When it was done, the sky grew brighter and slowly blue emerged from that gray dome, the pure blue we see only after a rainfall.
The leaves refaced the surface of the porch and sidewalks. My children ran to me excitedly to announce they saw a tree fall in the neighbor’s orchard. We walked out when the rain subsided and the sun brightened the yard. My daughter counted five trees downed, roots and all.
Then we saw the sunset.
“It’s like heaven,” I said recalling a story St. Therese of Lisieux told of her visit to the sea with her sister in her autobiography, “The Story of a Soul.”
“That evening at the hour when the sun seems to sink into the vast ocean, leaving behind it a trail of glory, I sat with Pauline on a bare rock, and gazed for long on this golden furrow which she told me was an image of grace illumining the way of faithful souls here below.”
Whenever I saw such a path or such a sunset, I thought of this idea: it showing the way to heaven when grace lights up the way.

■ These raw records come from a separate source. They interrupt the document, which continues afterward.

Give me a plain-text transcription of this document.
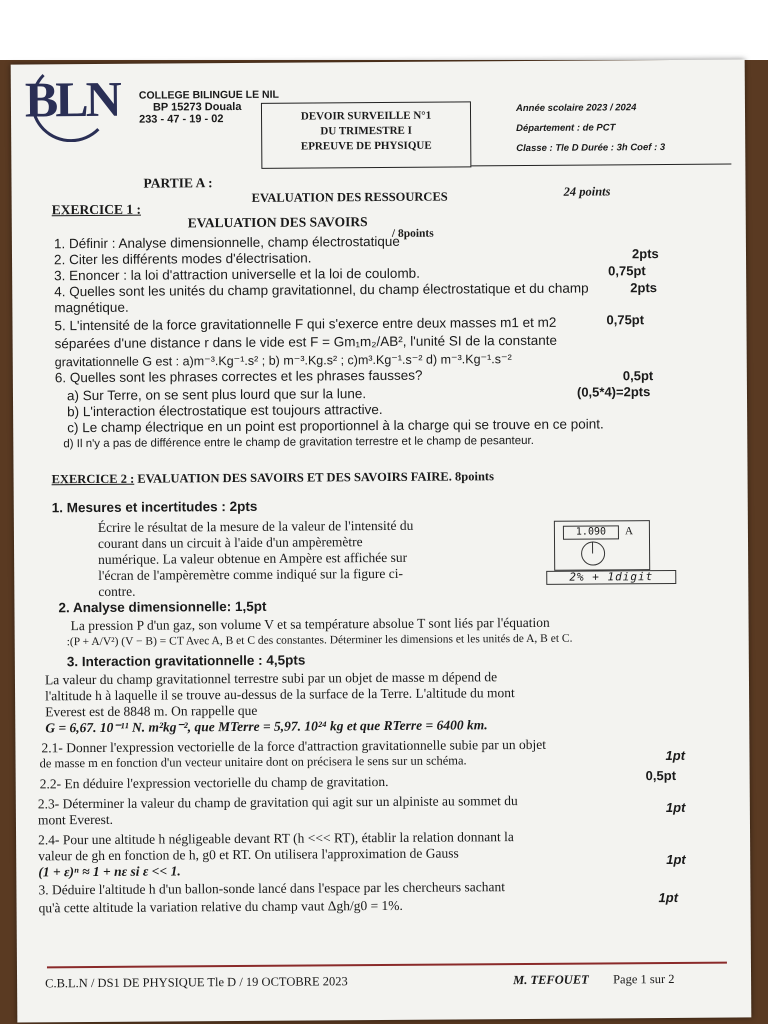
BLN	COLLEGE BILINGUE LE NIL
BP 15273 Douala
233 - 47 - 19 - 02	DEVOIR SURVEILLE N°1
DU TRIMESTRE I
EPREUVE DE PHYSIQUE
Année scolaire 2023 / 2024
Département : de PCT
Classe : Tle D Durée : 3h Coef : 3
PARTIE A :
EVALUATION DES RESSOURCES	24 points
EXERCICE 1 :
EVALUATION DES SAVOIRS
/ 8points
1. Définir : Analyse dimensionnelle, champ électrostatique
2pts
2. Citer les différents modes d'électrisation.
0,75pt
3. Enoncer : la loi d'attraction universelle et la loi de coulomb.
2pts
4. Quelles sont les unités du champ gravitationnel, du champ électrostatique et du champ
magnétique.
0,75pt
5. L'intensité de la force gravitationnelle F qui s'exerce entre deux masses m1 et m2
séparées d'une distance r dans le vide est F = Gm₁m₂/AB², l'unité SI de la constante
gravitationnelle G est : a)m⁻³.Kg⁻¹.s² ; b) m⁻³.Kg.s² ; c)m³.Kg⁻¹.s⁻² d) m⁻³.Kg⁻¹.s⁻²
0,5pt
6. Quelles sont les phrases correctes et les phrases fausses?
(0,5*4)=2pts
a) Sur Terre, on se sent plus lourd que sur la lune.
b) L'interaction électrostatique est toujours attractive.
c) Le champ électrique en un point est proportionnel à la charge qui se trouve en ce point.
d) Il n'y a pas de différence entre le champ de gravitation terrestre et le champ de pesanteur.
EXERCICE 2 : EVALUATION DES SAVOIRS ET DES SAVOIRS FAIRE. 8points
1. Mesures et incertitudes : 2pts
Écrire le résultat de la mesure de la valeur de l'intensité du
courant dans un circuit à l'aide d'un ampèremètre
numérique. La valeur obtenue en Ampère est affichée sur
l'écran de l'ampèremètre comme indiqué sur la figure ci-
contre.
1.090	A
2% + 1digit
2. Analyse dimensionnelle: 1,5pt
La pression P d'un gaz, son volume V et sa température absolue T sont liés par l'équation
:(P + A/V²) (V − B) = CT Avec A, B et C des constantes. Déterminer les dimensions et les unités de A, B et C.
3. Interaction gravitationnelle : 4,5pts
La valeur du champ gravitationnel terrestre subi par un objet de masse m dépend de
l'altitude h à laquelle il se trouve au-dessus de la surface de la Terre. L'altitude du mont
Everest est de 8848 m. On rappelle que
G = 6,67. 10⁻¹¹ N. m²kg⁻², que MTerre = 5,97. 10²⁴ kg et que RTerre = 6400 km.
2.1- Donner l'expression vectorielle de la force d'attraction gravitationnelle subie par un objet
de masse m en fonction d'un vecteur unitaire dont on précisera le sens sur un schéma.	1pt
2.2- En déduire l'expression vectorielle du champ de gravitation.	0,5pt
2.3- Déterminer la valeur du champ de gravitation qui agit sur un alpiniste au sommet du
mont Everest.
1pt
2.4- Pour une altitude h négligeable devant RT (h <<< RT), établir la relation donnant la
valeur de gh en fonction de h, g0 et RT. On utilisera l'approximation de Gauss
(1 + ε)ⁿ ≈ 1 + nε si ε << 1.
1pt
3. Déduire l'altitude h d'un ballon-sonde lancé dans l'espace par les chercheurs sachant
qu'à cette altitude la variation relative du champ vaut Δgh/g0 = 1%.
1pt
C.B.L.N / DS1 DE PHYSIQUE Tle D / 19 OCTOBRE 2023	M. TEFOUET Page 1 sur 2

We are all in our own way attempting to find that way, the path that leads to peace, rest, fulfillment, where hearts are not broken, neighbors are trusted, bodies are whole, emergencies no longer derail plans, our bodies regain their elasticity. The place where grief is healed, homes are clean, foundations secure. Where fences do not fall over, leaves do not create slipping hazards and children complete their schoolwork in record time.
We are looking for something and see the promise of it in glimpses every day.
The clouds looked like mountains, my daughters said. The younger marveled at the color and the overall beauty of it.
As we walked away from the trees to an open field, we saw the sky turn from azure to ice blue nearer the horizon before it met purple clouds. Bubblegum pink lined the perimeter of those clouds with blush rays extending out and up.
The elder expressed, “It’s like the light is heaven and the rays are shining out from behind the mountain because nothing can contain the light of heaven.”
There is a secret here. We see that promise of what we hope for in the beautiful moments: the blue sky, the sunset, the feel of the warmth of the sun on a fall day on our skin, the crackling fire, the artwork that stops us in our tracks, or the sleeping toddler on the living room rug.
Yet, even in the storm, if we look, we will see it, too, peeking through, pushing through, in the enduring effort of a tired husband, in the foresight of a loving wife, in the peanut butter and jelly sandwiches made by a child for her siblings because her parents asked her to.
Emily Dickenson wrote,
“‘Hope’ is the thing with feathers / That perches in the soul / And sings the tune without the words / And never stops – at all”.
During the storm, after the storm, if we are willing to be students of it we shall see that hope can be seen and felt even in the darkest of times.